The status of various places also changed over the intervening years. Although Lyng and Bridgwater had been included in the hundred at the time of Domesday, by 1275 Lyng held the status of a free manor and Bridgwater borough was described as a separate hundred; however by 1316 they had both returned to the jurisdiction of the Hundred of North Petherton.

==16th century==
In addition to changes in status, some places also moved to other hundreds. Having been part of the Hundred of North Petherton at the time of Domesday, after a period of as a free manor Creech St Michael became part of Andersfield Hundred in 1569, while Lyng is also listed in Andersfield Hundred in 1640. At some point Sydenham also left North Petherton Hundred and became part of Andersfield Hundred, before leaving it again in 1652.

==19th century==
By 1868 the town of Bridgwater and the parishes of Bawdrip, Chedzoy, Chilton Trinity, Durston, St. Michael Church, Pawlett, North Petherton, Thurloxton, and part of Wembdon were within the Hundred of North Petherton, which (excluding Bridgwater) covered an area of 23,150 acres (94 square kilometres). Part of the Parish of North Petherton, a separate tithing known in 1841 as Petherton limit which may have dated from the 1670s, lay within the Hundred of Andersfield. The Hundreds of Cannington and Taunton Dean lay to the West, Andersfield to south and west, with Huntspill and Puriton to the north east and Whitley Hundred and North Curry Hundred to the east, separated by the River Parrett.

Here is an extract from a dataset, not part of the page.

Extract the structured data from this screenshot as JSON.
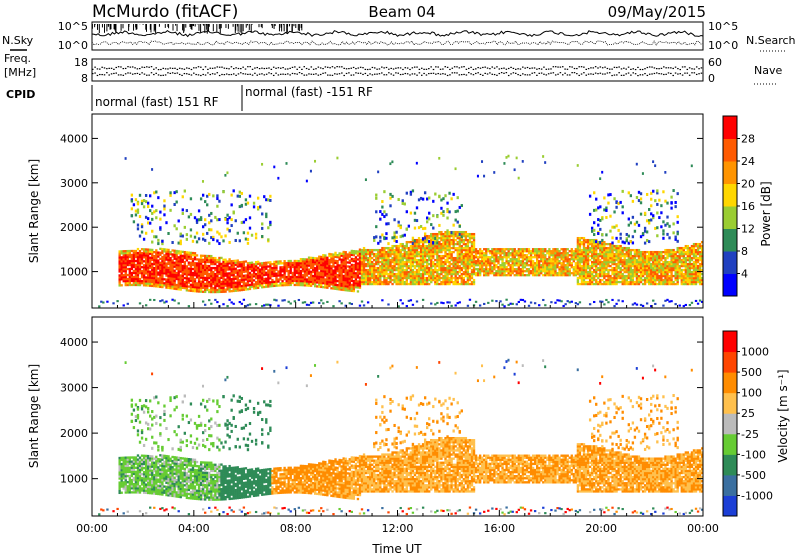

The 1851 Parliamentary gazetteer of England and Wales stated that the hundred had 1,047 houses and a population of 5,800 in 1831. By 1887 the Gazetteer of the British Isles showed that the population had increased to 7,476.

==Parish boundaries==
At least in later centuries, and possibly earlier than 1086, civil parish boundaries were not necessarily constrained by the boundaries of the hundred, and could extend into more than one hundred. The civil parish of Huntstile, for example, was partly in North Petherton Hundred and partly in Andersfield Hundred.